Lluís Miñarro presents the competing Spanish production Love Me Not alongside actresses Ingrid García-Jonsson and Lola Dueñas


  • The Official Section screens, too, Stitches by Miroslav Terzić and The Mountain by Rick Alverson

Las Palmas de Gran Canaria, Monday 25 March 2019.- Three feature films, one of them the Spanish Love Me Not, by Lluís Miñarro, make up the 19th Las Palmas de Gran Canaria International Film Festival Official Section’s first day, on Monday, March 25th. It begins with intensity, thus, the screening of the titles competing for the 2019 Golden Lady Harimaguada. In addition to this film, the following two will also be screened at the Pérez Galdós Theater: the coproduction Stitches (Serbia, Slovenia, Croatia, Bosnia, 2019, 97 min.) by Miroslav Terzić and The Mountain (USA, 2018, 106 min.) by Rick Alverson.

Barcelona-based director and producer Lluís Miñarro and actresses Ingrid García-Jonsson and Lola Dueñas will give a press conference at 11 am at the Pérez Galdós Theater, right after the press screening of Love Me Not (Spain, 2019, 86 min.), a film that was internationally released at the last Rotterdam Festival. In the evening, they will present their feature to the public, at 7:15 pm.

Like Stella Cadente, his first fiction feature film, Love Me Not is writing by Miñarro himself alongside playwright Sergi Belbel. The filmmaker, winner of the 2011 Honorary Lady Harimaguada and invited in that same edition for the cycle Carte Blanche to Luis Miñarro, makes in this film a singular introduction to the historic and literary character of Salome, which emerges as a response, according to Miñarro, “to Abu Ghraib’s brutality during the Irak War”. Such disparate subjecs as genre issues and imperialism appear in this tale in which Salome is a female soldier that has fallen in love with someone inconvenient and John the Baptist, an orange-uniform prisoner in Abu Ghraib’s detention camp.

Luis Miñarro’s career as a producer stands out thanks to the works directed by first-rate authors, such as the Portuguese Manoel de Oliveira or the Thai Apichatpong Weerasethakul. Among the Spanish ones we may find some of the last decades’ most interesting titles: Cosas que nunca te dije (Isabel Coixet, Spain, 1996), Las manos vacías (Marc Recha, Spain, 2003), En la ciudad de Sylvia (José Luis Guerín, Spain, 2007), El cant dels ocells (Albert Serra, Spain, 2008), Singularidades de una chica rubia (Manoel de Oliveira, Spain, 2009), Finisterrae (Sergio Caballero Lecha, 2010) y Medianeras (Gustavo Taretto, 2011), among others.
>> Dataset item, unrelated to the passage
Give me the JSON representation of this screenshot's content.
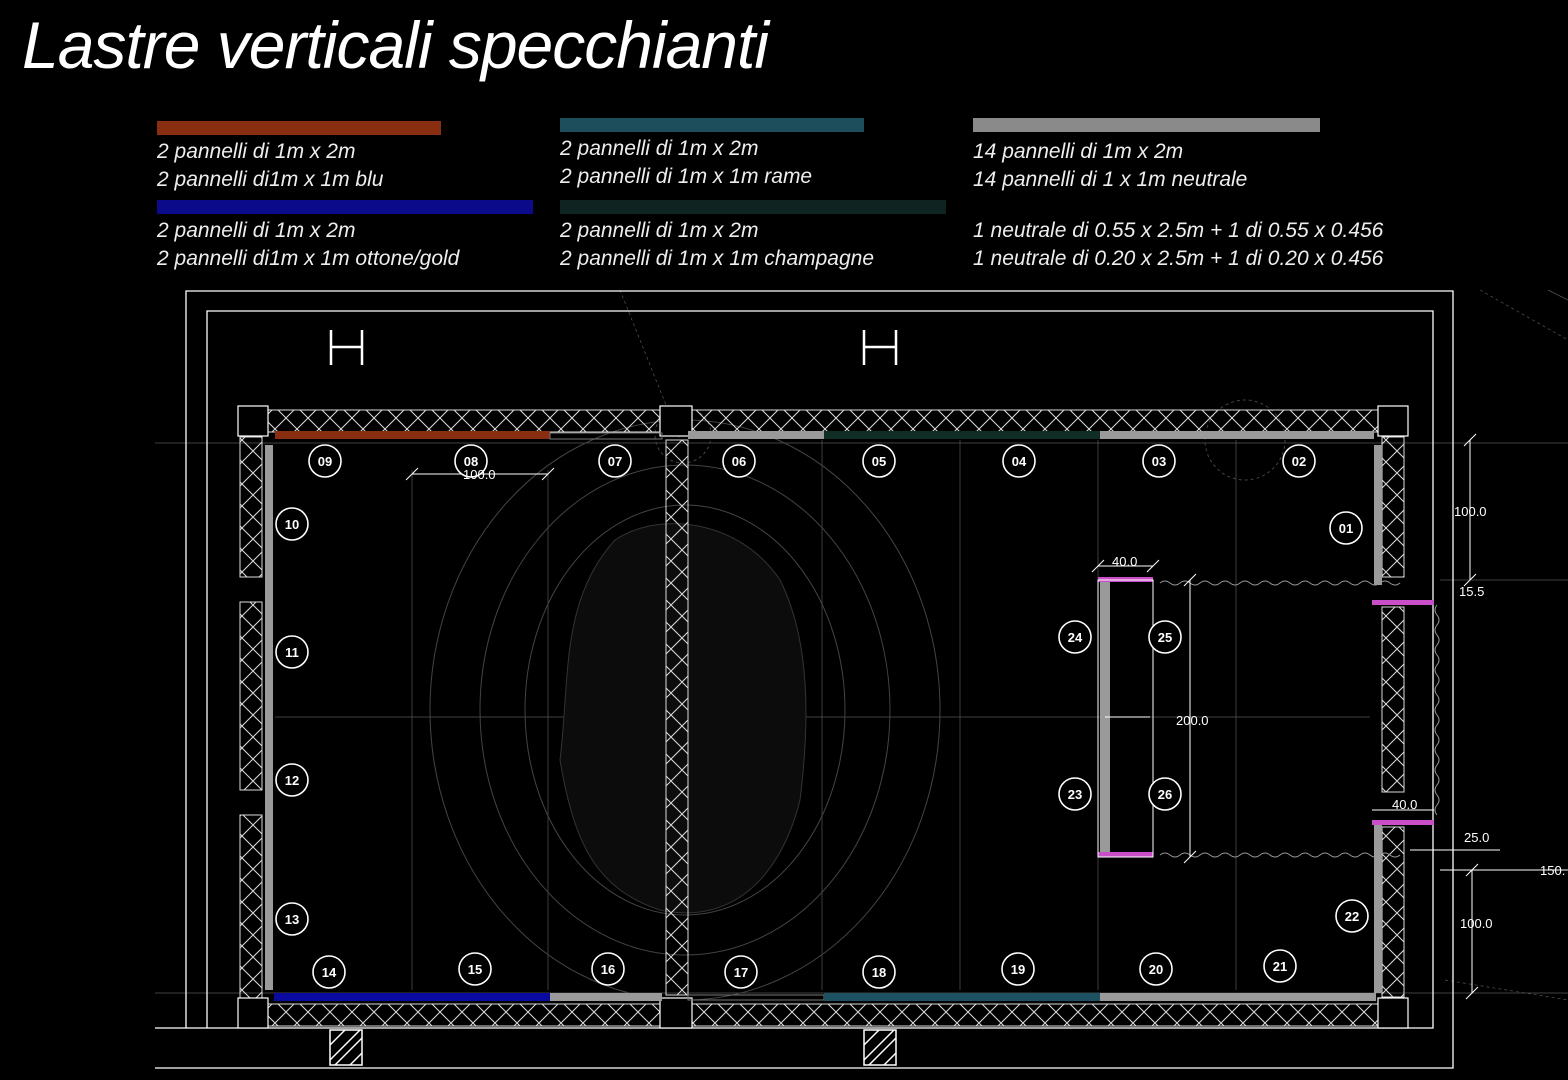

Release of Sitches, Serbian Miroslav Terzić’s second feature film

Monday’s second competing film is also Serbian Miroslav Terzić‘s second feature, Stitches (Serbia, Slovenia, Croatia, Bosnia, 2019, 97 min.). The film, presented at the last Berlinale, where it won the Europa Cinemas Label Award, deals with a topic that has also left many families in Spain with unanswered questions: a woman commemorates the twentieth anniversary of her son, died at birth according to the hospital, but who she suspects was stolen from her to be given up for illegal adoption.
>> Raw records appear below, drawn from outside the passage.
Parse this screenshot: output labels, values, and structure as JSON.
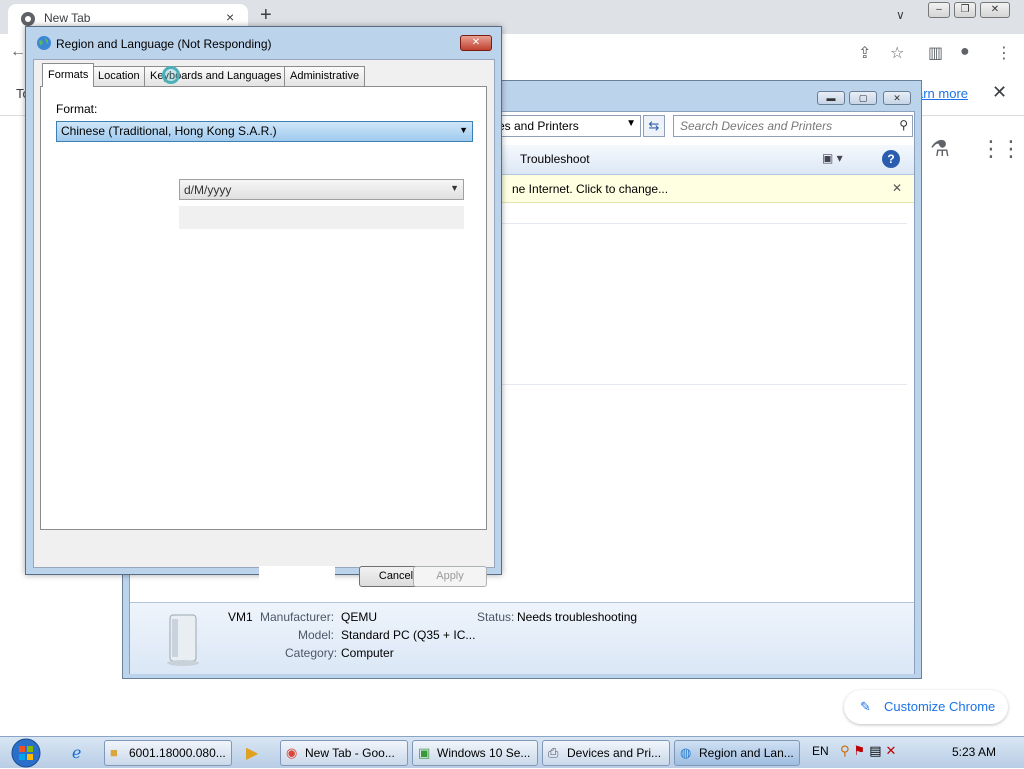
{
  "chrome": {
    "tab_title": "New Tab",
    "tab_close": "×",
    "new_tab": "+",
    "tab_search": "∨",
    "infobar_left": "To",
    "infobar_link": "arn more",
    "infobar_close": "✕",
    "customize_label": "Customize Chrome"
  },
  "devices_window": {
    "address_text": "es and Printers",
    "search_placeholder": "Search Devices and Printers",
    "troubleshoot_label": "Troubleshoot",
    "notice_text": "ne Internet. Click to change...",
    "notice_close": "✕",
    "device": {
      "name": "VM1",
      "manufacturer_label": "Manufacturer:",
      "manufacturer": "QEMU",
      "model_label": "Model:",
      "model": "Standard PC (Q35 + IC...",
      "category_label": "Category:",
      "category": "Computer",
      "status_label": "Status:",
      "status": "Needs troubleshooting"
    }
  },
  "region_dialog": {
    "title": "Region and Language (Not Responding)",
    "tabs": [
      {
        "label": "Formats"
      },
      {
        "label": "Location"
      },
      {
        "label": "Keyboards and Languages"
      },
      {
        "label": "Administrative"
      }
    ],
    "format_label": "Format:",
    "format_value": "Chinese (Traditional, Hong Kong S.A.R.)",
    "date_format_value": "d/M/yyyy",
    "cancel_label": "Cancel",
    "apply_label": "Apply",
    "close_glyph": "✕"
  },
  "taskbar": {
    "buttons": [
      {
        "label": "6001.18000.080...",
        "icon": "folder-icon"
      },
      {
        "label": "New Tab - Goo...",
        "icon": "chrome-icon"
      },
      {
        "label": "Windows 10 Se...",
        "icon": "window-icon"
      },
      {
        "label": "Devices and Pri...",
        "icon": "printer-icon"
      },
      {
        "label": "Region and Lan...",
        "icon": "globe-icon"
      }
    ],
    "language": "EN",
    "clock": "5:23 AM"
  },
  "colors": {
    "accent": "#1a73e8",
    "selection": "#9fcaee",
    "notice": "#ffffe1"
  }
}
Miroslav Terzić‘s first film, Ustanicka ulica (Redemption Street) (2012) won at the Sarajevo Festival the Award for Best Actor.

Stitches will be screened on Monday 25th at noon and at 9:30 pm, in both cases at the Pérez Galdós Theater, and on Tuesday 26th, at 7:15 pm, at the Monopol Screen 3.

Presentation of North American production The Mountain, by filmmaker and musician Rick Alverson

Screened at the Venice, Rotterdam and Sundance Festivals, among others, the North American feature film The Mountain will also be presented in the Official Section scheduled for Monday 25th. It is the fifth work of its director, Rick Alverson, a screenwriter and musician as well —he leads the band Spokane—, after The Builder (2010), New Jerusalem (2011), The Comedy (2012) and Entertainment (2015).

The drama The Mountain, based on a real story and with Jeff Goldblum and Tye Sheridan in the leading roles, is set in the ’50s in America around a doctor, Dr. Wallace Fiennes, an specialist and supporter of lobotomy procedures, and a young man, Andy, who lives in the shadow of his stoic father and is looking for his mother, confined in a mental institution. Film critic Manu Yánez has said about this title that it is “a powerful film about orphanhood that can be read from a symbolic standpoint when it comes to thinking about dejection, unease and confusion in the America of that time”.

The Mountain will be screened on Monday 25th at 5 pm and on Tuesday 26th at 7:15 pm, in both cases at the Pérez Galdós Theater, and at 9:15 pm at the Monopol Screen 3.